My question is a follow-up to this question:

Why doesn't Java allow generic subclasses of Throwable?

The question was answered perfectly, but only on indirect generic exception, that's:

public class MyException<T> extends Exception {

What was left void, is direct generics:

public static <T extends Exception> void checkForException(Class<T> exType) {

    try {
        // some code
    } catch (T e) {
        e.printStackTrace();
    }
}

Why is this not allowed?

Though, the only reason I could think this is not allowed, is that T could be a type, that is also explicitly caught:

// if T is IOException
catch(T e) { }
catch(IOException e) { }

But is this a good reason to block it? The same effect, could as well be done without generics too:

catch(Exception e) { }
catch(IOException e { }

---

Here's the documentation of the above restriction.

Answer 1

If our exception type is generic, we don't know the actual type at compile time, and at runtime, the type is erased. throwing such an exception is possible because the Class<T> allows us to construct an instance, but catching must know the type to match at compile time. However it cannot know the type, because it's not specified at the catch site.

Answer 2

Because in Java Type Variables, i.e. T, are not reifiable due to Type Erasure.

This means the compiler does not have T at runtime at all.
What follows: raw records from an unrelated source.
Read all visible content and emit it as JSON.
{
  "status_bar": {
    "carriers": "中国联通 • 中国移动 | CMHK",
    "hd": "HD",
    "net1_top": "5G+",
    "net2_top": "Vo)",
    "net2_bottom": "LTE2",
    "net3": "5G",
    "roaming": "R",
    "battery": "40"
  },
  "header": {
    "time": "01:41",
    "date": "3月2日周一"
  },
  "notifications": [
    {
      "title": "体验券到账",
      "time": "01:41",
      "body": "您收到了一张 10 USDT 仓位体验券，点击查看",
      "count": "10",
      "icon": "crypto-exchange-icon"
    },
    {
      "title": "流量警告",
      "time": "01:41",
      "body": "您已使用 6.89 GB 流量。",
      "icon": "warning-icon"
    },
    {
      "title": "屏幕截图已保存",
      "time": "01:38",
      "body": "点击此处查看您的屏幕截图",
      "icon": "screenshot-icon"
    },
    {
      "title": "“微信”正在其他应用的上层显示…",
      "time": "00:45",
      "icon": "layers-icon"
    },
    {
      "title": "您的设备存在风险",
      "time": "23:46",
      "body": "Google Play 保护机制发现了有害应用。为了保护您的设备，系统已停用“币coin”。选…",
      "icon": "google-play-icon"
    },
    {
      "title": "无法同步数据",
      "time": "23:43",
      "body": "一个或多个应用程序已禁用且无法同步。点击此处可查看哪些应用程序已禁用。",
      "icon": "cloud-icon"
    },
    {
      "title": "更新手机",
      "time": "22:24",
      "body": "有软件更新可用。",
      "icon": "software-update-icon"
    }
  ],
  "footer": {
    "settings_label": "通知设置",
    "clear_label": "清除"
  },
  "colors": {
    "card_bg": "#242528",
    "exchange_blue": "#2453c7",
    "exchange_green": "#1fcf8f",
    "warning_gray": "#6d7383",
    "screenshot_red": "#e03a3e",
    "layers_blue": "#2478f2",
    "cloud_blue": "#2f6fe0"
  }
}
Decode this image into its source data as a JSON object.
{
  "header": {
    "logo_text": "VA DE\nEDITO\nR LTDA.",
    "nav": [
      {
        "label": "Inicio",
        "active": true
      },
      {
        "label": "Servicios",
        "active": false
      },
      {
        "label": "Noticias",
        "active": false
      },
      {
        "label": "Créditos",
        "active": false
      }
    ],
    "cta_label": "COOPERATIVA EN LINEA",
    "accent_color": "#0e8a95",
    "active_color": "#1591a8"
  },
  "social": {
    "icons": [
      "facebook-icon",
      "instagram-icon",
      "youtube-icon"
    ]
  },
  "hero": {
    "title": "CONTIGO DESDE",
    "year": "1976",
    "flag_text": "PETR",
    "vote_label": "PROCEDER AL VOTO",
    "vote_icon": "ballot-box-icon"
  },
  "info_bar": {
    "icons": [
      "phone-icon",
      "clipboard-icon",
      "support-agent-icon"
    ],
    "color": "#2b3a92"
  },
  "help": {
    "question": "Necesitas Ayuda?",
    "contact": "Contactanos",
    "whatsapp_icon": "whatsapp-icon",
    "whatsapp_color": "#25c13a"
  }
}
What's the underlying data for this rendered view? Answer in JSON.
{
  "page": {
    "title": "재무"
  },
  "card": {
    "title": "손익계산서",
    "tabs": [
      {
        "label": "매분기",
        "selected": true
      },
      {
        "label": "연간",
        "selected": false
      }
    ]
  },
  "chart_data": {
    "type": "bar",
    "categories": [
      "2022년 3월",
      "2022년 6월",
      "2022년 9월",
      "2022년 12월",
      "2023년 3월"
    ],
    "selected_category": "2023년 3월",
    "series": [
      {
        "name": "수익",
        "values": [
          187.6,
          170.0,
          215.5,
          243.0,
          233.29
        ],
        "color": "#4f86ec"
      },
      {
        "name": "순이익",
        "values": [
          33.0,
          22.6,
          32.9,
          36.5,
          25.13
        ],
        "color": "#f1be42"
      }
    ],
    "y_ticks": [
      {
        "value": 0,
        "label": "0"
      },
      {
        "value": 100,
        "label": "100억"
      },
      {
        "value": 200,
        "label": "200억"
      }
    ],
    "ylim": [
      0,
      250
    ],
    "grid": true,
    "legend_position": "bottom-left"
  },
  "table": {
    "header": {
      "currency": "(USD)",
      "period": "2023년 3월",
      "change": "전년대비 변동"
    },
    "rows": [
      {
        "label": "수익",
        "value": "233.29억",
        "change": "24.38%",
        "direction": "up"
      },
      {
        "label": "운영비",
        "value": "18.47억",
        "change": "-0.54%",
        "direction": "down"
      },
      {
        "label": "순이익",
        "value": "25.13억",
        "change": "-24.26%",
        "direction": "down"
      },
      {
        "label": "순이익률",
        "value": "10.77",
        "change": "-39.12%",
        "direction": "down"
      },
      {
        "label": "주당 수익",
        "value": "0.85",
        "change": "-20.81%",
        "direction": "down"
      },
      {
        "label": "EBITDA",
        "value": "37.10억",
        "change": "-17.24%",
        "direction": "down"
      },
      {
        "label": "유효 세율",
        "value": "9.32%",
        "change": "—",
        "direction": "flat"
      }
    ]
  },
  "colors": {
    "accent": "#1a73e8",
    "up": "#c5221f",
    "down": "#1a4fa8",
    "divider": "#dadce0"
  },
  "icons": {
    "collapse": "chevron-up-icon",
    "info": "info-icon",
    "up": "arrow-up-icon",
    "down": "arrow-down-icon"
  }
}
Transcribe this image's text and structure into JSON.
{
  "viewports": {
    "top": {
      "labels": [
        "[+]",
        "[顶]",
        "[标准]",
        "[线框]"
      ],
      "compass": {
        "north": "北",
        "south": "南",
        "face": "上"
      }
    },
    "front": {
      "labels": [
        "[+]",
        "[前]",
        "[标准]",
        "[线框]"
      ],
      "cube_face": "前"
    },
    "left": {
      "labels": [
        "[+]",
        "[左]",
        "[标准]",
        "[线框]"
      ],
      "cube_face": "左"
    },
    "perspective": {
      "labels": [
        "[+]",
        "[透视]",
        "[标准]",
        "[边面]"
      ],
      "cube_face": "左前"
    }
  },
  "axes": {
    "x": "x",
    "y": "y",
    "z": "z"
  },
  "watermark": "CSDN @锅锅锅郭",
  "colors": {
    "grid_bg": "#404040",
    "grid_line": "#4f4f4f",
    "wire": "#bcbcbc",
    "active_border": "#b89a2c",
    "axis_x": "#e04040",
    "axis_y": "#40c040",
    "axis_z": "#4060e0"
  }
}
Hence there is no way that catch block of yours will ever know what T originally was. And no, you can't just treat it as the base type. That would do something completely different. What if you had

catch(T e) { }
catch(MyBaseException e) { }
catch(MyApplicationException e) { }

and T extends MyBaseException. See how that got really bad really quick?

Read more in the excellent Java Generics FAQs - Under The Hood Of The Compiler

Personally I've never liked type erasure, but the language designers swore they had their reasons for using it. So here we are.